The UK government commissions charter flights deporting migrants from the UK en masse as part of its ‘hostile environment’ policies introduced by Theresa May as home secretary in 2012 (reported by the Justice Gap here). At the end of last year the government deported 13 people to Jamaica, down from the 57 who were scheduled to be removed from the UK via a charter flight. The #Jamaica50 scandal shone light on the practice. All those scheduled for deportation had been men; only a handful were taken directly from prison; and many had long since served their sentence, been rehabilitated and were working and raising families.

A flight left for Jamaica from Stansted ay 1.30 in the morning in August with just seven people on board, following 18 legal challenges in the 24 hours before take off. It was originally meant to deport 50 people and lawyers accused it of being ‘an enormous waste of taxpayers’ money’. According to BBC News, a deportation flight costs around £200,000 ‘so returning the handful of passengers to the Caribbean is likely to have cost the Home Office about £30,000 each’. The Home Office said all those on board were convicted criminals with no legal right to remain in the UK.

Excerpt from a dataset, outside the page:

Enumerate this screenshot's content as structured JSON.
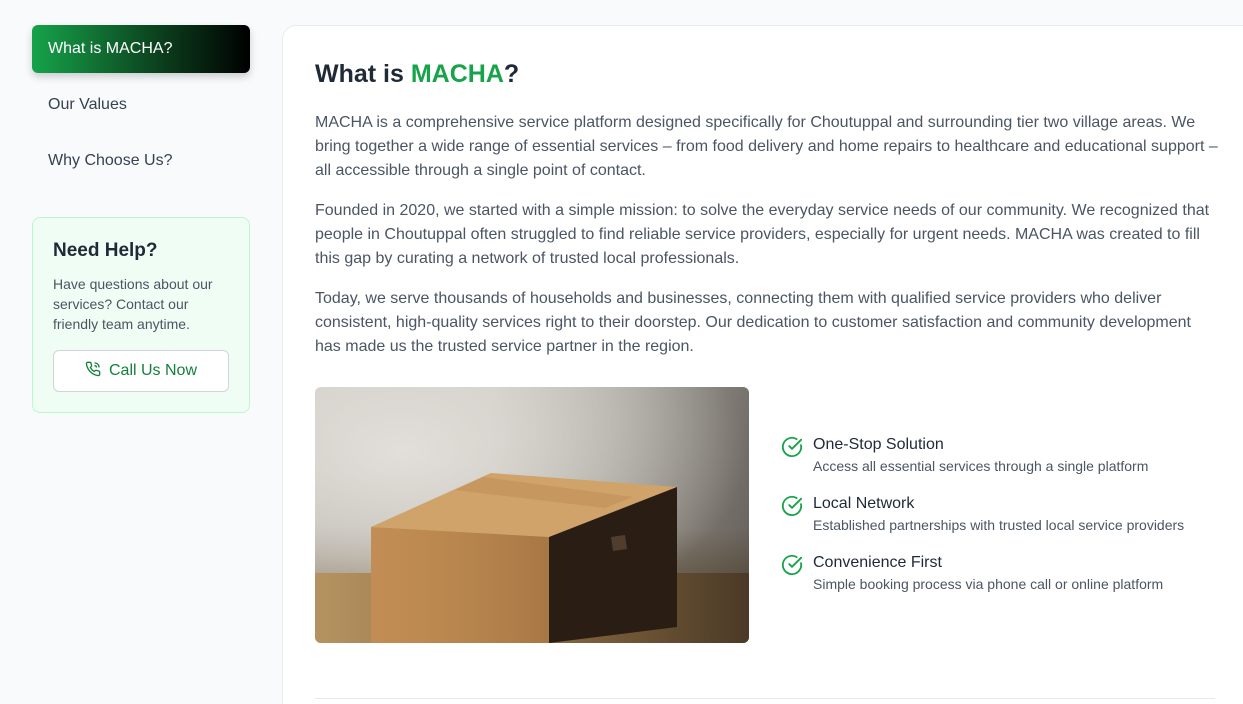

Campaigners last month warned readers of the Voice newspaper about a new round of deportation flights. ‘Barely two months since Priti Patel signed off on a mass expulsion of black British residents to Jamaica, it appears she is directing officials to start rounding up people for another flight,’ Bella Sankey, director of Detention Action said. ‘People with insecure status may be vulnerable to being deported. People at risk should ensure that they have good legal representation as early as possible so that they can defend their rights.’

‘My kids have been badly affected by my potential deportation. They do not understand it,’ Daniel says. ‘They are always crying and asking when I am coming home. They cry on the phone whenever I speak to them. They ask when I will take them to watch Manchester United play.’

‘Since I have been detained, they have been misbehaving in school – they end up showing up to school late,’ he continues. ‘I used to take them to school. Throughout all of these crazy times, I have thought of giving up on everything… . But then I look at their pictures in my cell and it gives me a purpose to carry on. I travel with their pictures everywhere I go.’

‘All of my kids are British nationals. Why should they grow up without a father because of my mistake?’ Daniel says. ‘It was not their fault – they should not be punished’ ‘The idea of being sent far away from them rips me apart.’

Daniel reports that his sister had to break the news of his deportation to his mother. ‘It broke her,’ he says. ‘My sister told me that our mother broke down crying. She worried where I would live in Jamaica, what would happen to my kids.’

Home Secretary Priti Patel characterises scheduled deportees as ‘foreign criminals’. ‘Priti uses the strongest possible words to try to paint everyone she wants to deport as a serious criminal,’ he says. ‘Not everyone she tries to deport are serious criminals – people are sometimes just in the wrong place at the wrong time or get caught up with the wrong crowd.’

‘She doesn’t understand my experience – if she sat down and actually spoke with me, she would know that I am not a serious criminal. I don’t understand how she can send me to Jamaica – I learnt everything in the UK. The wrong crowd that I followed was here, in the UK. I do not understand the logic of being called “a foreign criminal”.’